You can think of the strategic task in three very concrete moves:

  • Capture the decision traces: log not just the final choice, but which options were considered and killed, and on what grounds.
  • Preserve the negative examples: when an expert says “no” to a document, deal, clause, or trade, keep that as structured data instead of losing it in email.
  • Turn overrides into training signals: whenever a human corrects or adjusts what a basic model, rule, or score suggests, treat that as labeled feedback, not a one-off fix.

Once you do this in a focused domain, you are no longer only using generic intelligence. You are building a dataset that encodes how your firm thinks about risk, quality, and edge. Over time, it behaves like a flywheel: every deal reviewed, contract negotiated, and research idea rejected becomes another update to a model that increasingly reflects your best people instead of a smart outsider.

Part Four: Owning your judgment flywheel

Right now, many teams are understandably in "AI shopping mode". When you are racing to ship features or fix immediate bottlenecks, grabbing the best available tool off the shelf is often the only sensible move. Survival comes first, and pragmatism beats purity. But as organizations move from scrambling for basic functionality to building long-term value, the calculation changes. At that stage, simply renting generic intelligence stops being enough to differentiate you from the next competitor buying the exact same API.

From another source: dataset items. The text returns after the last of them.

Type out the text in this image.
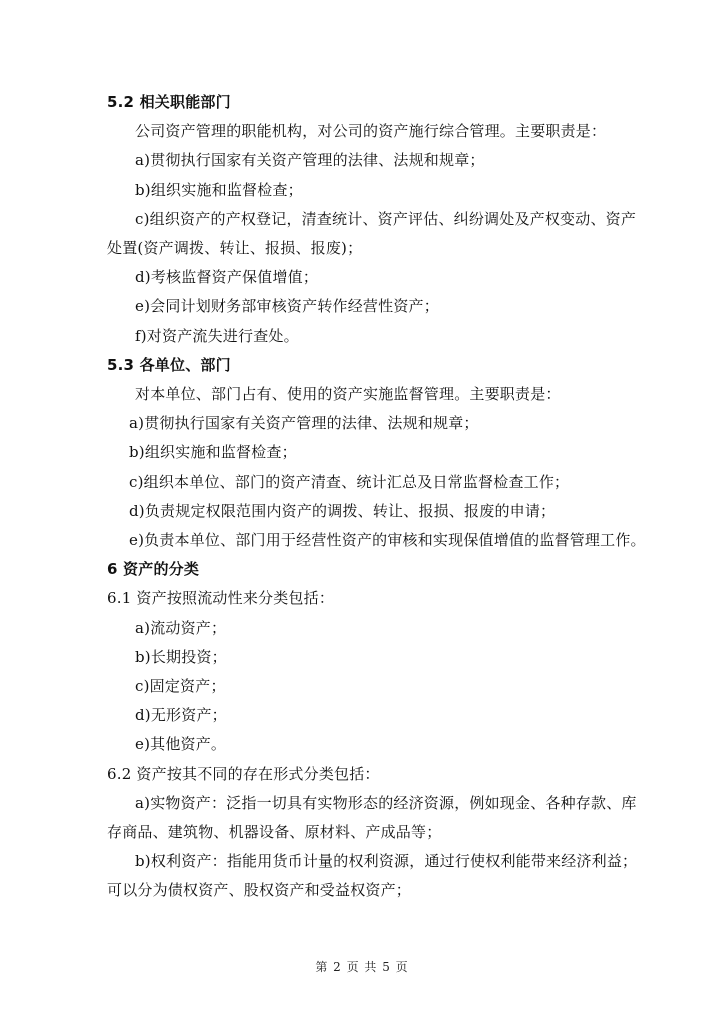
5.2 相关职能部门
公司资产管理的职能机构，对公司的资产施行综合管理。主要职责是：
a)贯彻执行国家有关资产管理的法律、法规和规章；
b)组织实施和监督检查；
c)组织资产的产权登记，清查统计、资产评估、纠纷调处及产权变动、资产
处置(资产调拨、转让、报损、报废)；
d)考核监督资产保值增值；
e)会同计划财务部审核资产转作经营性资产；
f)对资产流失进行查处。
5.3 各单位、部门
对本单位、部门占有、使用的资产实施监督管理。主要职责是：
a)贯彻执行国家有关资产管理的法律、法规和规章；
b)组织实施和监督检查；
c)组织本单位、部门的资产清查、统计汇总及日常监督检查工作；
d)负责规定权限范围内资产的调拨、转让、报损、报废的申请；
e)负责本单位、部门用于经营性资产的审核和实现保值增值的监督管理工作。
6 资产的分类
6.1 资产按照流动性来分类包括：
a)流动资产；
b)长期投资；
c)固定资产；
d)无形资产；
e)其他资产。
6.2 资产按其不同的存在形式分类包括：
a)实物资产：泛指一切具有实物形态的经济资源，例如现金、各种存款、库
存商品、建筑物、机器设备、原材料、产成品等；
b)权利资产：指能用货币计量的权利资源，通过行使权利能带来经济利益；
可以分为债权资产、股权资产和受益权资产；
第 2 页 共 5 页
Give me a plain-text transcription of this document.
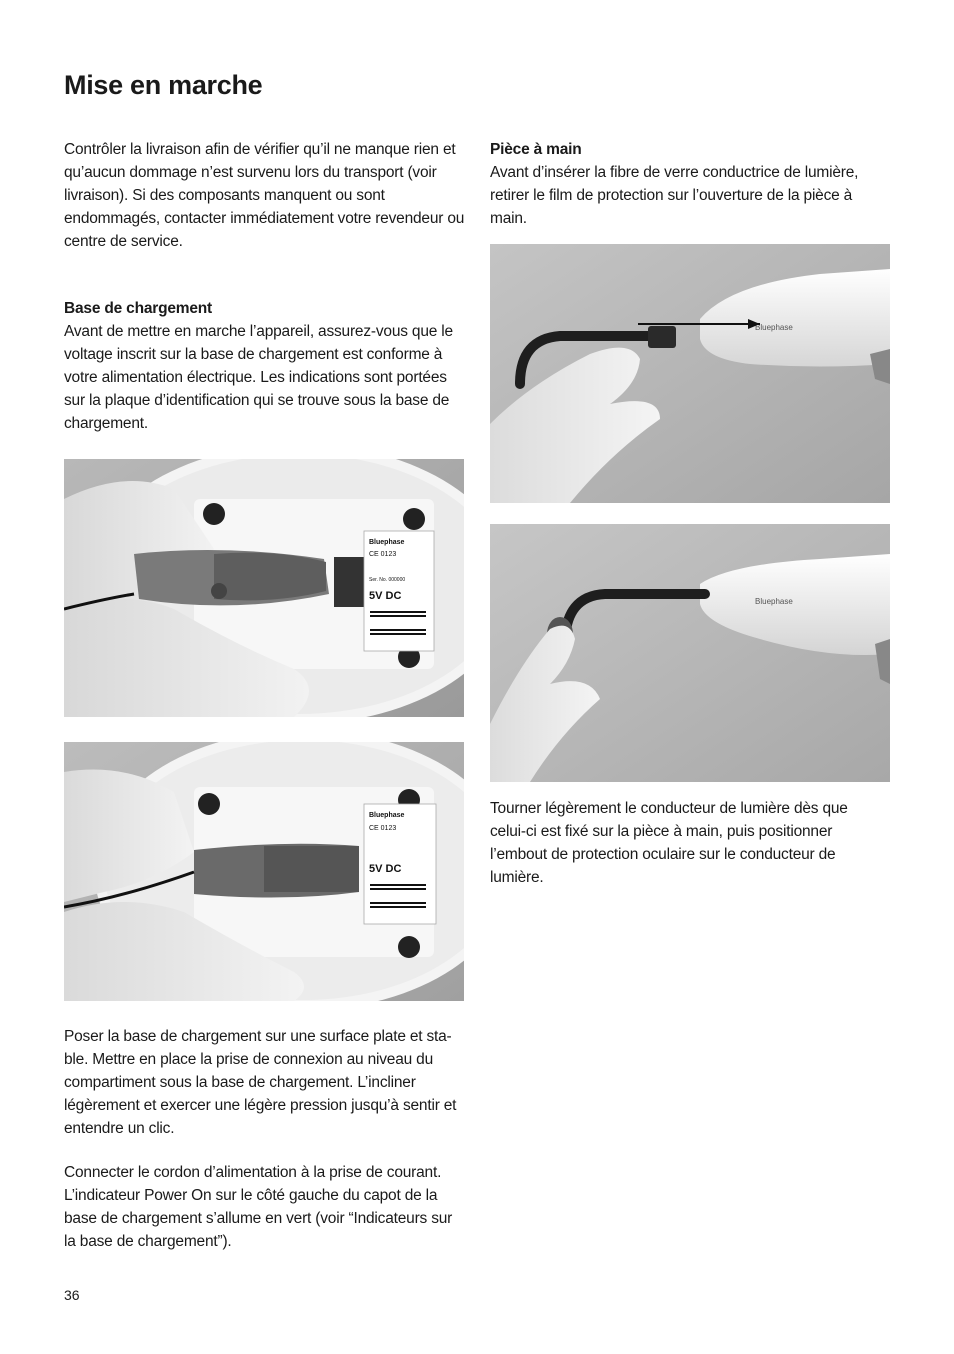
Mise en marche

Contrôler la livraison afin de vérifier qu’il ne manque rien et qu’aucun dommage n’est survenu lors du transport (voir livraison). Si des composants manquent ou sont endommagés, contacter immédiatement votre revendeur ou centre de service.

Base de chargement
Avant de mettre en marche l’appareil, assurez-vous que le voltage inscrit sur la base de chargement est conforme à votre alimentation électrique. Les indications sont portées sur la plaque d’identification qui se trouve sous la base de chargement.

Bluephase
CE 0123
Ser. No. 000000
5V DC
Bluephase
CE 0123
5V DC

Poser la base de chargement sur une surface plate et sta-ble. Mettre en place la prise de connexion au niveau du compartiment sous la base de chargement. L’incliner légèrement et exercer une légère pression jusqu’à sentir et entendre un clic.

Connecter le cordon d’alimentation à la prise de courant. L’indicateur Power On sur le côté gauche du capot de la base de chargement s’allume en vert (voir “Indicateurs sur la base de chargement”).

Pièce à main
Avant d’insérer la fibre de verre conductrice de lumière, retirer le film de protection sur l’ouverture de la pièce à main.

Bluephase
Bluephase

Tourner légèrement le conducteur de lumière dès que celui-ci est fixé sur la pièce à main, puis positionner l’embout de protection oculaire sur le conducteur de lumière.

36
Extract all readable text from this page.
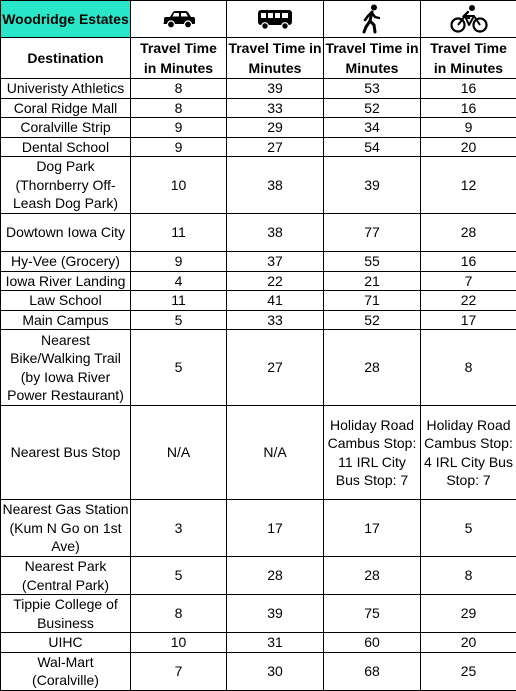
Woodridge Estates	

Destination	Travel Time in Minutes	Travel Time in Minutes	Travel Time in Minutes	Travel Time in Minutes
Univeristy Athletics	8	39	53	16
Coral Ridge Mall	8	33	52	16
Coralville Strip	9	29	34	9
Dental School	9	27	54	20
Dog Park (Thornberry Off-Leash Dog Park)	10	38	39	12
Dowtown Iowa City	11	38	77	28
Hy-Vee (Grocery)	9	37	55	16
Iowa River Landing	4	22	21	7
Law School	11	41	71	22
Main Campus	5	33	52	17
Nearest Bike/Walking Trail (by Iowa River Power Restaurant)	5	27	28	8
Nearest Bus Stop	N/A	N/A	Holiday Road Cambus Stop: 11 IRL City Bus Stop: 7	Holiday Road Cambus Stop: 4 IRL City Bus Stop: 7
Nearest Gas Station (Kum N Go on 1st Ave)	3	17	17	5
Nearest Park (Central Park)	5	28	28	8
Tippie College of Business	8	39	75	29
UIHC	10	31	60	20
Wal-Mart (Coralville)	7	30	68	25
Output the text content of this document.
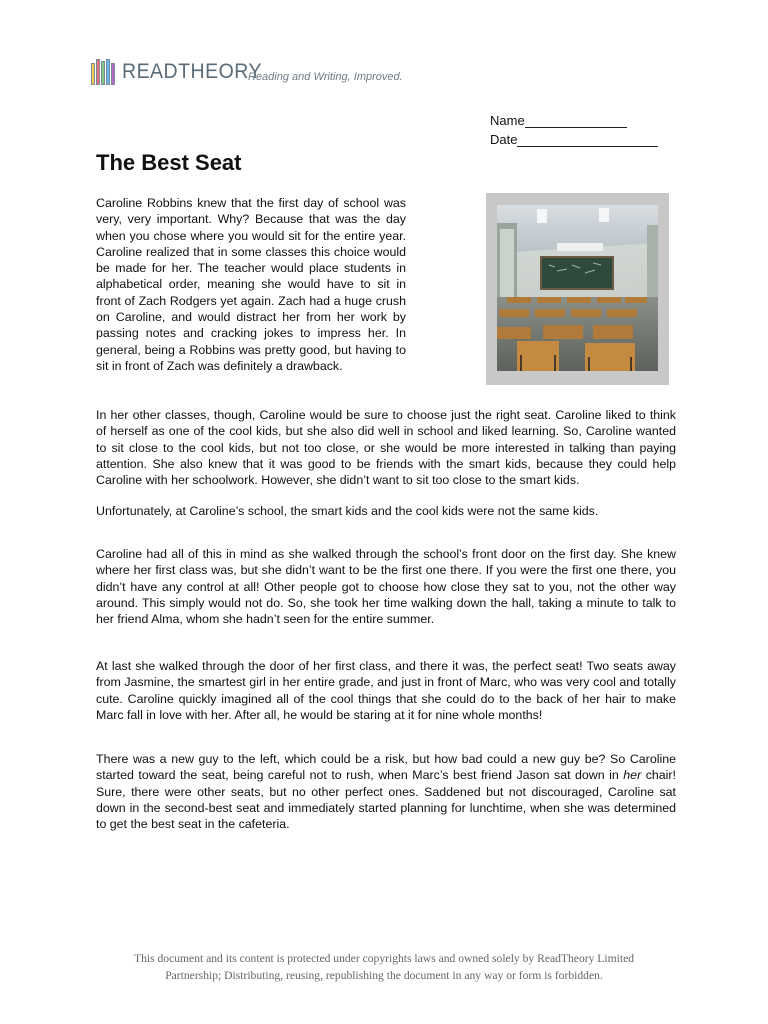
READTHEORY
Reading and Writing, Improved.
Name
Date
The Best Seat

Caroline Robbins knew that the first day of school was very, very important. Why? Because that was the day when you chose where you would sit for the entire year. Caroline realized that in some classes this choice would be made for her. The teacher would place students in alphabetical order, meaning she would have to sit in front of Zach Rodgers yet again. Zach had a huge crush on Caroline, and would distract her from her work by passing notes and cracking jokes to impress her. In general, being a Robbins was pretty good, but having to sit in front of Zach was definitely a drawback.

In her other classes, though, Caroline would be sure to choose just the right seat. Caroline liked to think of herself as one of the cool kids, but she also did well in school and liked learning. So, Caroline wanted to sit close to the cool kids, but not too close, or she would be more interested in talking than paying attention. She also knew that it was good to be friends with the smart kids, because they could help Caroline with her schoolwork. However, she didn’t want to sit too close to the smart kids.

Unfortunately, at Caroline’s school, the smart kids and the cool kids were not the same kids.

Caroline had all of this in mind as she walked through the school’s front door on the first day. She knew where her first class was, but she didn’t want to be the first one there. If you were the first one there, you didn’t have any control at all! Other people got to choose how close they sat to you, not the other way around. This simply would not do. So, she took her time walking down the hall, taking a minute to talk to her friend Alma, whom she hadn’t seen for the entire summer.

At last she walked through the door of her first class, and there it was, the perfect seat! Two seats away from Jasmine, the smartest girl in her entire grade, and just in front of Marc, who was very cool and totally cute. Caroline quickly imagined all of the cool things that she could do to the back of her hair to make Marc fall in love with her. After all, he would be staring at it for nine whole months!

There was a new guy to the left, which could be a risk, but how bad could a new guy be? So Caroline started toward the seat, being careful not to rush, when Marc’s best friend Jason sat down in her chair! Sure, there were other seats, but no other perfect ones. Saddened but not discouraged, Caroline sat down in the second-best seat and immediately started planning for lunchtime, when she was determined to get the best seat in the cafeteria.

This document and its content is protected under copyrights laws and owned solely by ReadTheory Limited
Partnership; Distributing, reusing, republishing the document in any way or form is forbidden.
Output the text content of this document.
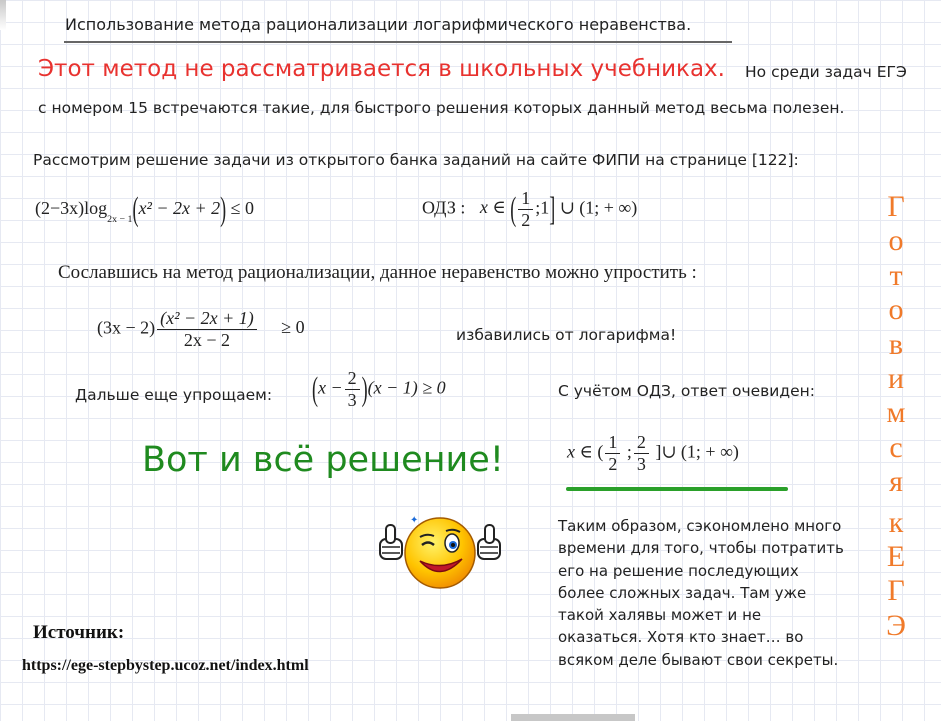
Использование метода рационализации логарифмического неравенства.
Этот метод не рассматривается в школьных учебниках. Но среди задач ЕГЭ
с номером 15 встречаются такие, для быстрого решения которых данный метод весьма полезен.
Рассмотрим решение задачи из открытого банка заданий на сайте ФИПИ на странице [122]:
$(2-3x)\log_{2x - 1}(x^2 - 2x + 2) \le 0$	ОДЗ : x ∈ ( $\frac{1}{2}$ ;1] ∪ (1; + ∞)
Сославшись на метод рационализации, данное неравенство можно упростить :
$(3x - 2) \frac{\text{(x² − 2x + 1)}}{2x - 2} \ge 0$	избавились от логарифма!
Дальше еще упрощаем: $(x - \frac{2}{3} )(x - 1) \ge 0$	С учётом ОДЗ, ответ очевиден:
x ∈ ( $\frac{1}{2}$ ; $\frac{2}{3}$ ]∪ (1; + ∞)
Вот и всё решение!
✦	Таким образом, сэкономлено много времени для того, чтобы потратить его на решение последующих более сложных задач. Там уже такой халявы может и не оказаться. Хотя кто знает… во всяком деле бывают свои секреты.
Источник:
https://ege-stepbystep.ucoz.net/index.html
Г
о
т
о
в
и
м
с
я
к
Е
Г
Э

The compounding asset has shifted. In the internet era, it was behavioral data such as user clicks. In the AI era, it is captured reasoning: the explanations, corrections, and rejections that encode how your best people think.

The central question is not which model you use; it is what you do with your experts’ judgment. Treat it as disposable, and it disappears at the end of every meeting. Treat it as a dataset, and every override, every “no”, every raised eyebrow becomes fuel for the next, smarter system. Most firms still let that fuel burn off. A few have started bottling it.

Over time, this creates performance gaps because judgment data has a compounding structure. The more you capture, the better your systems get. The better your systems get, the more edge cases and corrections you observe, and those corrections become new training signals. It is the same flywheel pattern that shaped the last generation of technology companies, now available at the domain level to any firm that instruments its decision processes.

As you evaluate new models and tools, a simple strategic question cuts through the noise. Are you building a data asset that gets smarter with use, or renting intelligence that resets when the contract renews? Algorithms will keep improving, and compute will keep getting cheaper. The judgment data that makes AI truly expert in your context can only come from you.